The collection and preservation of Australian folklore, especially music, has been undertaken by a small band of individuals since the early nineteen-fifties. Some, including my modest contribution, were encouraged by a curiosity to reveal the characteristics of the Australian national identity. Songs, poems, stories and humour are all keys to our cultural differences as a people, and, in an ever-changing world, there have been distinct pressures to accept a ‘global culture’, often to the detriment of our homegrown culture. This is a reality because Australia’s population is relatively small and, as an English-speaking people, we are an obvious target for international cultural products like films, music and even books. Most, if not all, of the pioneer collectors (and observers) of Australian folklore have been to the left of the political spectrum. This political stance, especially post WW2 in the fifties and sixties, was another reason to collect and popularise. When I came along in the 1960s, I felt like I was mopping up the leftovers of earlier collectors like John Meredith and Norm O’Connor. I was repeatedly told the old songs had disappeared, and I would be unlikely to find anything of value. Ron Edwards, a pioneer along with Meredith and O’Connor, disagreed and encouraged me to get out and look – and record. Armed with my ABC radio contacts, a Nagra tape recorder and a notebook, I set out and spent a year travelling in a Kombi Van. I now realise I was the last collector to be able to record people born in the nineteenth century. Apart from reading some significant American and British folklore books and familiarising myself with all the Australian collected material, I was a green new chum. Ron Edwards and Wendy Lowenstein were sources of inspiration and encouragement and remained close friends until their deaths.
Ron Edwards was a wonder. Talented in so many ways, his story is unique in Australia. Many of us know him from his collecting, but he was also a performer, publisher, book designer, cataloguer, beer brewer, painter and ‘expert’. He was an expert in Aboriginal rock carvings and paintings, leatherwork, bush crafts, yarn-telling, zen, Chinese and Japanese architecture and, so it turns out, business. He was self-driven, ever-enthusiastic and determined in a world often disinterested in what he was fascinated with. Closed doors were always a challenge to Ron Edwards.

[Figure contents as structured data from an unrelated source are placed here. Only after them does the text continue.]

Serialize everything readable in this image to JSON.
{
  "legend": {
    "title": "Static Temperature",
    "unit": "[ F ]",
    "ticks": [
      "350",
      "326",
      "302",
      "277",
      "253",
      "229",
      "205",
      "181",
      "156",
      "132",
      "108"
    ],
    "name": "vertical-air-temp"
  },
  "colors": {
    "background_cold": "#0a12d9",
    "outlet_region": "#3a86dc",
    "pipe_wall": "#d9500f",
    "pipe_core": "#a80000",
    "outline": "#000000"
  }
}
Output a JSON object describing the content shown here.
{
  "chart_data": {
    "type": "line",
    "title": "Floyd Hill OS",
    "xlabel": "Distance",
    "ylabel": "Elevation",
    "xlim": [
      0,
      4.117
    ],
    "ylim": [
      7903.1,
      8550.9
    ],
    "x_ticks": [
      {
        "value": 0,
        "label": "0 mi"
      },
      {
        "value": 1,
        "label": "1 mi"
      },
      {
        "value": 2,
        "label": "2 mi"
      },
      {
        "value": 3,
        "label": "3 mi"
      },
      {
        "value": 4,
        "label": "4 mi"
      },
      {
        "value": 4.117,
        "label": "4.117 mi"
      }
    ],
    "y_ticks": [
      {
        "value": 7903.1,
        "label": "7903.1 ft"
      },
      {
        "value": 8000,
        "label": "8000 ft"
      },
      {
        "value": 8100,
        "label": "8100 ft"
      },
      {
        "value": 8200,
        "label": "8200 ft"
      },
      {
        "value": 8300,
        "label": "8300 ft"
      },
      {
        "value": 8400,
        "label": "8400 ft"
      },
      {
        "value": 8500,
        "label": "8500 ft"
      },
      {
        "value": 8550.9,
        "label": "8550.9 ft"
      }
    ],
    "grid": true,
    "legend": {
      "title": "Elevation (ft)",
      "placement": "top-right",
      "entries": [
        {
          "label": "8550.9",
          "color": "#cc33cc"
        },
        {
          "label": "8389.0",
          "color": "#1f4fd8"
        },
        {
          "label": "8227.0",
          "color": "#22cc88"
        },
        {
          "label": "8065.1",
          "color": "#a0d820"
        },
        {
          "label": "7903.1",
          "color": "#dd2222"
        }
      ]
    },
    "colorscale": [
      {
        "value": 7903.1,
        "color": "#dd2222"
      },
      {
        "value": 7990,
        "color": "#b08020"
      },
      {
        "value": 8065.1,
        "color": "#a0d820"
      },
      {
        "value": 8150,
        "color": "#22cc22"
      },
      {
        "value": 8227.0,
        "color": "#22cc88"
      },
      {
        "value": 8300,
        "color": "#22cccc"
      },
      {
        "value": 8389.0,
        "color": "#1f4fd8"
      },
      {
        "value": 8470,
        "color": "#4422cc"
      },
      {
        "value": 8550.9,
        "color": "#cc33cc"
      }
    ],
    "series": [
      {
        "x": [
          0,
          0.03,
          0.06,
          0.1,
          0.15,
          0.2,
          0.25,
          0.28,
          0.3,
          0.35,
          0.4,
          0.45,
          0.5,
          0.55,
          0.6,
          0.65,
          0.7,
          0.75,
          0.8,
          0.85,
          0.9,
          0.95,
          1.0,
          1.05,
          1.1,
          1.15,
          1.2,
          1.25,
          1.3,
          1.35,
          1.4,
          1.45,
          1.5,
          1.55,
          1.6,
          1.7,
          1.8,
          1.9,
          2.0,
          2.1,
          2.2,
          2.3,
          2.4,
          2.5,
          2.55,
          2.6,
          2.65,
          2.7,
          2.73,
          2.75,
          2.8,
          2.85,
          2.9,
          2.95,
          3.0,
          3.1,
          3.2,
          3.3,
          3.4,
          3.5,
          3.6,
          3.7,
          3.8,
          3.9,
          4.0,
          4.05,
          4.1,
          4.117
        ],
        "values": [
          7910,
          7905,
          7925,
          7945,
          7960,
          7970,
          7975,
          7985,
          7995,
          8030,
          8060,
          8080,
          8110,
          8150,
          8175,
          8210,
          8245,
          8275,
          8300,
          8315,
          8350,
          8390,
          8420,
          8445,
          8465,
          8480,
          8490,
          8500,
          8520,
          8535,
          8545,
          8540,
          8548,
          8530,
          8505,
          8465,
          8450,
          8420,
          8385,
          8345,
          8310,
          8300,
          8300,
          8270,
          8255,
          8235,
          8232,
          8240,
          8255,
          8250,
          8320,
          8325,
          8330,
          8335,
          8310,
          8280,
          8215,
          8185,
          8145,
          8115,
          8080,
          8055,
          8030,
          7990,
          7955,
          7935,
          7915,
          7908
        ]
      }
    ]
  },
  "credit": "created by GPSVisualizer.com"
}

Keith McKenry, alpaca breeder, poet, and biographer of John Meredith (More Than a Life: John Meredith and the Fight for Australian Tradition, Rosenberg Publishing), has done a welcome service by documenting Ron Edward’s life story. The book (Ron Edwards and the Fight for Australian Tradition, Arcadia Press 2023) is weighty at 362 pages and full of Ron’s evocative drawings and paintings. There are also numerous colour photographs. More importantly, McKenry tells the story of Ron’s fascinating life and his legacy. A life dedicated to saving Australia’s bush songs and yarns, traditional bush crafts and ancient rock art. There are so many stories within the stories one wonders how one man sustained the energy and determination to document so much – let alone find the time to publish over 300 books.
Ron Edward’s legacy is guaranteed. Many of the songs he collected and published will continue to be sung down the ages, his definitive books on bushcraft will guarantee traditional leather platting and craft skills will survive, and his enthusiasm for documenting ancient rock art saved some of the most significant indigenous natural galleries in the world.
This book is a good read for anyone interested in Australian songs and traditions and gives an insight into a very unique Australian.